Les tests pratiqués par les industriels pour obtenir leurs autorisations de mise sur le marché (AMM) ne permettent pas de repérer une éventuelle action délétère des SDHI, parce qu’ils ne tiennent pas compte des bouleversements scientifiques des quinze dernières années. L’Anses fait semblant de croire à ce que pensait Paracelse, médecin brillant du 16e siècle, qui théorisa le concept de « la dose fait le poison ». En d’autres termes : plus on est exposé à un produit, plus c’est dangereux. C’est une vision mécaniste. Mais la chimie de synthèse nous fait entrer dans un autre monde. On sait que, avec les pesticides notamment, ça ne marche pas comme ça. Il y a très souvent des effets non-linéaires.
Avec certaines molécules, moins on est exposé, plus on est empoisonné.
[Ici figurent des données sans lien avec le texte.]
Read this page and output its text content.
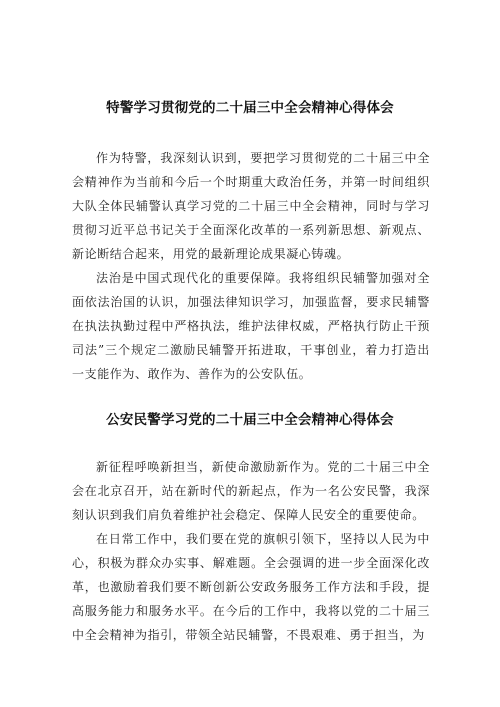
特警学习贯彻党的二十届三中全会精神心得体会
作为特警，我深刻认识到，要把学习贯彻党的二十届三中全会精神作为当前和今后一个时期重大政治任务，并第一时间组织大队全体民辅警认真学习党的二十届三中全会精神，同时与学习贯彻习近平总书记关于全面深化改革的一系列新思想、新观点、新论断结合起来，用党的最新理论成果凝心铸魂。
法治是中国式现代化的重要保障。我将组织民辅警加强对全面依法治国的认识，加强法律知识学习，加强监督，要求民辅警在执法执勤过程中严格执法，维护法律权威，严格执行防止干预司法”三个规定二激励民辅警开拓进取，干事创业，着力打造出一支能作为、敢作为、善作为的公安队伍。
公安民警学习党的二十届三中全会精神心得体会
新征程呼唤新担当，新使命激励新作为。党的二十届三中全会在北京召开，站在新时代的新起点，作为一名公安民警，我深刻认识到我们肩负着维护社会稳定、保障人民安全的重要使命。
在日常工作中，我们要在党的旗帜引领下，坚持以人民为中心，积极为群众办实事、解难题。全会强调的进一步全面深化改革，也激励着我们要不断创新公安政务服务工作方法和手段，提高服务能力和服务水平。在今后的工作中，我将以党的二十届三中全会精神为指引，带领全站民辅警，不畏艰难、勇于担当，为
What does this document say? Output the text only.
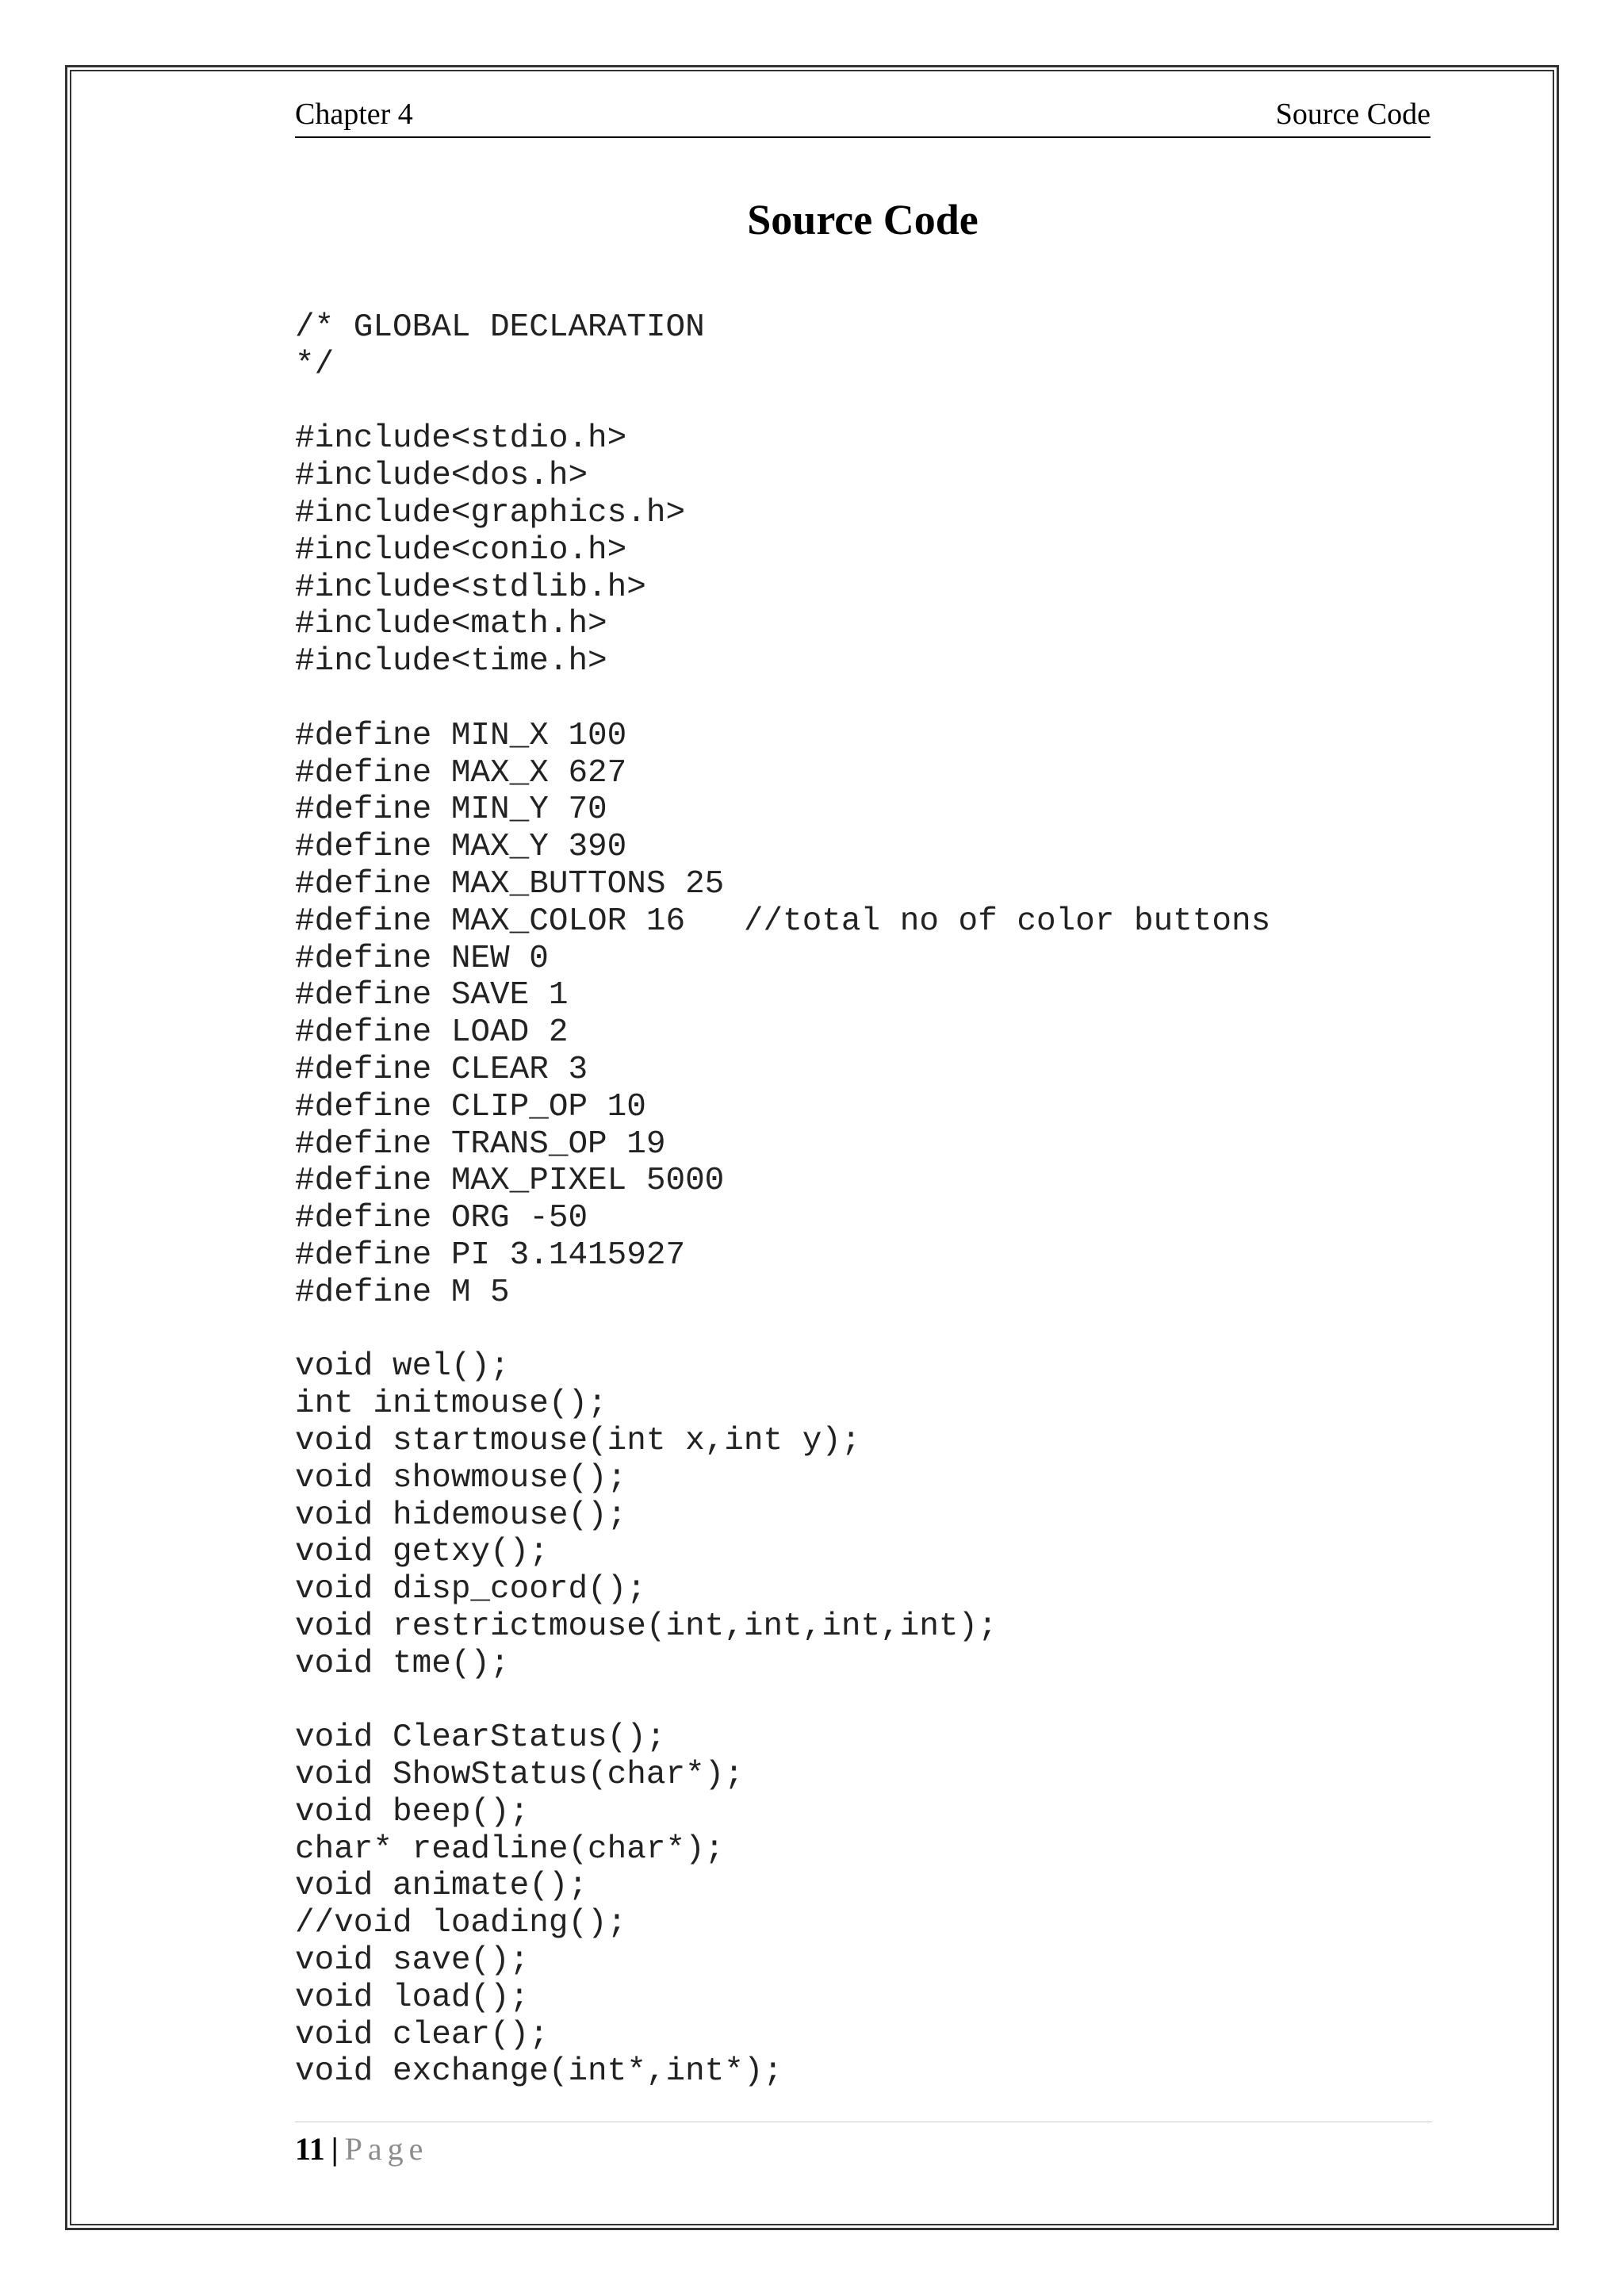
Chapter 4	Source Code
Source Code
/* GLOBAL DECLARATION
*/
#include<stdio.h>
#include<dos.h>
#include<graphics.h>
#include<conio.h>
#include<stdlib.h>
#include<math.h>
#include<time.h>
#define MIN_X 100
#define MAX_X 627
#define MIN_Y 70
#define MAX_Y 390
#define MAX_BUTTONS 25
#define MAX_COLOR 16   //total no of color buttons
#define NEW 0
#define SAVE 1
#define LOAD 2
#define CLEAR 3
#define CLIP_OP 10
#define TRANS_OP 19
#define MAX_PIXEL 5000
#define ORG -50
#define PI 3.1415927
#define M 5
void wel();
int initmouse();
void startmouse(int x,int y);
void showmouse();
void hidemouse();
void getxy();
void disp_coord();
void restrictmouse(int,int,int,int);
void tme();
void ClearStatus();
void ShowStatus(char*);
void beep();
char* readline(char*);
void animate();
//void loading();
void save();
void load();
void clear();
void exchange(int*,int*);
11 | Page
Le moment de l’exposition devient crucial : les fœtus, par exemple, sont particulièrement vulnérable. Et il n’y a pas d’« effets de seuil », c’est à dire pas de dose minimum en deçà de laquelle le produit serait inoffensif. Dès qu’il y a contact, il y a danger. La science réelle a fait exploser le cadre sur lequel repose la réglementation qui encadre la mise sur le marché des pesticides. Mais peu importe. On continue à utilise des tests dont on sait de manière certaine qu’ils ne sont d’aucune fiabilité pour nombre de produits chimiques.
Les tests de cancérogénicité reposent encore sur ce que l’on appelle la génotoxicité. On recherche les marqueurs classiques de la détérioration des gènes, par exemple la coupure de l’un d’eux et plus généralement une modification de sa structure. Or, l’énorme souci posé par cette méthode est que l’ADN peut fort bien être intact, tandis que certains gènes sont « éteints » à la suite de modifications épigénétiques (Ndlr : L’épigénétique s’intéresse à ce qui peut influer et moduler l’expression des gènes, par exemple leur environnement : présence de produits chimiques, température, alimentation… [3]).
Lors de la réunion du 14 juin 2018, qui s’est tenue à l’Anses, Pierre Rustin a souligné que les tests pratiqués sur les SDHI ne peuvent pas détecter les modifications épigénétiques porteuses du pire. Et l’un des membres présents, côté Anses, a osé dire : « Si vous nous fournissez un test épigénétique simple et bon marché, nous sommes preneurs »... Sachant pertinemment que cela n’existe pas. C’est honteux ! Soit les tests sont nécessaires et on les fait. Soit ils ne servent à rien, et on passe à autre chose. Mais on ne peut en aucun cas se priver d’un instrument de savoir susceptible d’éviter morts et maladies, au motif qu’il serait trop compliqué et trop coûteux !
Pour vous, ce positionnement de l’Anses s’explique par « une grande proximité avec l’industrie », qui continue à autoriser des produits très dangereux. Pouvez-vous préciser ?
Je crois pouvoir dire, après mon enquête sur les SDHI, que l’Anses est incapable de nous protéger. Précisons que l’Anses est issue de la fusion de l’Agence française de sécurité sanitaire des aliments (Afssa) et de l’Agence française de sécurité sanitaire de l’environnement et du travail (Afsset), dont les histoires sont gangrenées par des des conflits d’intérêts majeurs [4]. Mais je ne crois pas qu’il y ait corruption, ni de près ni de loin, des experts de l’Anses. Et je ne crois pas non plus qu’il y ait le moindre complot : ce n’est pas par vilenie qu’ils soutiennent des produits très dangereux. Ce sont fondamentalement des bureaucrates, qui s’abritent derrière une réglementation mise en place pour que les pesticides puissent être massivement utilisés.
C’est un système extrêmement solide, avec une structuration du déni qui dure depuis l’après-guerre. On sait que des liens étroits sont noués dès les années 1950 entre le ministère de l’Agriculture, l’Institut national de la recherche agronomique (Inra), la FNSEA et les vendeurs de pesticides. Il y a une grande proximité entre les responsables de ces divers organismes. Les personnes qui y travaillent se croisent à longueur de temps dans leurs quotidiens, par exemple dans des colloques généralement payés par l’industrie. Si l’on en revient aux SDHI : l’Anses, l’Inra et l’institut du végétal Arvalis (financé par des professionnels notamment du secteur agricole, ndlr) ont rédigé des notes communes sur les résistances aux SDHI. Autrement dit : l’Anses s’est accordée avec des représentants de l’industrie pour donner son aval à ces produits. Comment peut-on imaginer que, ensuite, ils disent « non, en fait, il ne faut pas les utiliser » ? On voudrait que l’Anses se déjuge. C’est impossible.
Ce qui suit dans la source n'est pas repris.